Wednesday, Oct. 9, is John Lennon’s birthday. It’s hard to believe that he would have been 73. If you know me, you know that I am a huge Beatles fan. When I was a teenager, I was absolutely fanatical about them. John, in particular, was my favorite Beatle. But it wasn’t just his music, both while with the group and during his solo career, that I loved. It was his story, his personal history.
Like me, John lived with his aunt and had an on again, off again relationship with his dysfunctional mother. Like me, John’s father abandoned him when he was a baby. And like me, John was a terrible student in high school, except when it came to art class.
I related so much to him as a person, and the songs he wrote about his painful past, that I clung to his celebrity in a—looking back on it now—most unhealthy way. Because I allowed myself to justify the poor choices I made back then—the poor grades, the daydreaming, the lack of any real motivation to make something of myself. I was convinced that because Lennon made it through the pain of his childhood, the fact that he found fame and fortune, that I would as well. But the difference is he had an uncanny musical talent and pursued his love of music. Me? I wasn’t exactly sure what I wanted to be. But I thought for sure that whenever I decided what it was, success would find me. And therein was the problem.
We all have heroes. And we all daydream. Both of these things are good for us. They are what make us hopeful for the future. They are what help us strive to be better people. They help us reach our goals. Inspire us. Motivate us. Lennon did that for me. I believed that whatever I was going to be, whenever I discovered my own true passion—the same passion Lennon had for music—that I would catapult to fame; no hard work required. I simply didn't get it.
When I was younger, despite having read books upon books about the Beatles, and watching documentaries and movies about the group and how they rose to fame, I chose to look at only their talent and ignore what truly made the Beatles, and Lennon, so truly good at what they did: practice.
The Beatles may have exploded onto American soil in 1964, but before they got famous, they spent from 1960 to 1962 playing dingy clubs in their hometown of Liverpool, and all over England, as well as Hamburg, Germany. The many times the Beatles toured Hamburg, they played for hours on end, seven days a week, for very little pay. They played for rough crowds and often stayed the night at the clubs they performed in, which smelled of beer, stale cigarettes and urine. Their sets lasted so long that they learned to improvise, honing their showmanship skills and mastering their instruments. Hamburg was, as George Harrison once put it, their “apprenticeship.”
I’ve wanted to be a writer since I was in my early 20s. I used to talk about it all the time. But I didn’t really do much about it. And part of me regrets that. But the other part of me realizes that perhaps I had to go through a variety of jobs in which I didn’t want to work, struggle a bit, let life kick me in the ass a few times, to really get a sense of who I am and what I’m capable of doing when it comes down to it. And it forced me to take a chance, to actually do some writing, submit it to a publication, and see what happened. I figured I could write myself out of a situation if I didn’t like it.

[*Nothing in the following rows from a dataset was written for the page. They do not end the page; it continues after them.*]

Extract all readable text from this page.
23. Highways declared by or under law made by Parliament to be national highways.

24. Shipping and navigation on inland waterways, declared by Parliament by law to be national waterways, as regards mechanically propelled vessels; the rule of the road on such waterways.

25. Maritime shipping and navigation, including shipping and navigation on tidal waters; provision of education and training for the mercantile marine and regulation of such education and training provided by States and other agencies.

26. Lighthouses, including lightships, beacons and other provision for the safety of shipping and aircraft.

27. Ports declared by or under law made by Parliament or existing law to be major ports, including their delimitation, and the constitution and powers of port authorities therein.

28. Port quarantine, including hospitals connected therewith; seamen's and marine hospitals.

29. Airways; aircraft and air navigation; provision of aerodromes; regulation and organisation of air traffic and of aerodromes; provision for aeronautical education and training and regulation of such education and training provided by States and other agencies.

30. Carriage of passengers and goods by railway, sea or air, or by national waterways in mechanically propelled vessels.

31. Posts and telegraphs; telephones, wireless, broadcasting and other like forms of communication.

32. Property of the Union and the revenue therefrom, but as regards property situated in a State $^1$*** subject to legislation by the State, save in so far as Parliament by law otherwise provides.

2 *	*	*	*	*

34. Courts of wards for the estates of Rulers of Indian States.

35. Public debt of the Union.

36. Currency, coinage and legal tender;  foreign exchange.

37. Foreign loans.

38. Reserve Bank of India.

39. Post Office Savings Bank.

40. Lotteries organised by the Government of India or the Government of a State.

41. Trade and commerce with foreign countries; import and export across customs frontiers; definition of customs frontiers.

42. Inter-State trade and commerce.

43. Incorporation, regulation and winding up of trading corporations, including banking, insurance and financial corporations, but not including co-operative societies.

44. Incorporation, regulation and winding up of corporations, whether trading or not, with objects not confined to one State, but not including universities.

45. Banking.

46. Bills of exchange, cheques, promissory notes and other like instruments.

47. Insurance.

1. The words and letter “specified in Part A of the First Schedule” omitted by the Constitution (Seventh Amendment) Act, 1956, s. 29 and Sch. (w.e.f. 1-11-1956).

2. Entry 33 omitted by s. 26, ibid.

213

That was about seven years ago, And I’m still working at it. And I’m getting bolder; and more confident. I’ve maintained a weekly column for more than a year while working a full-time job, raising two boys, trying to be a devoted husband and maintain some sort of social life with my friends. And, at the same time, I’m freelancing for another publication and submitting pitches to prominent, national publications. And though I’m getting rejected, I’m learning from it. I’m honing my skills. Right now, this is my Hamburg. I don’t expect to be any sort of John Lennon in the literary or journalism world. That’s not realistic nor is it something I necessarily want. What I want is to be happy, to be able to be creative and express myself in the way I feel most comfortable doing, and that’s through writing. And I’m getting there, one dingy club at a time.
Happy Birthday John. Thanks for the life lesson. It only took me 20 years or so to figure it out.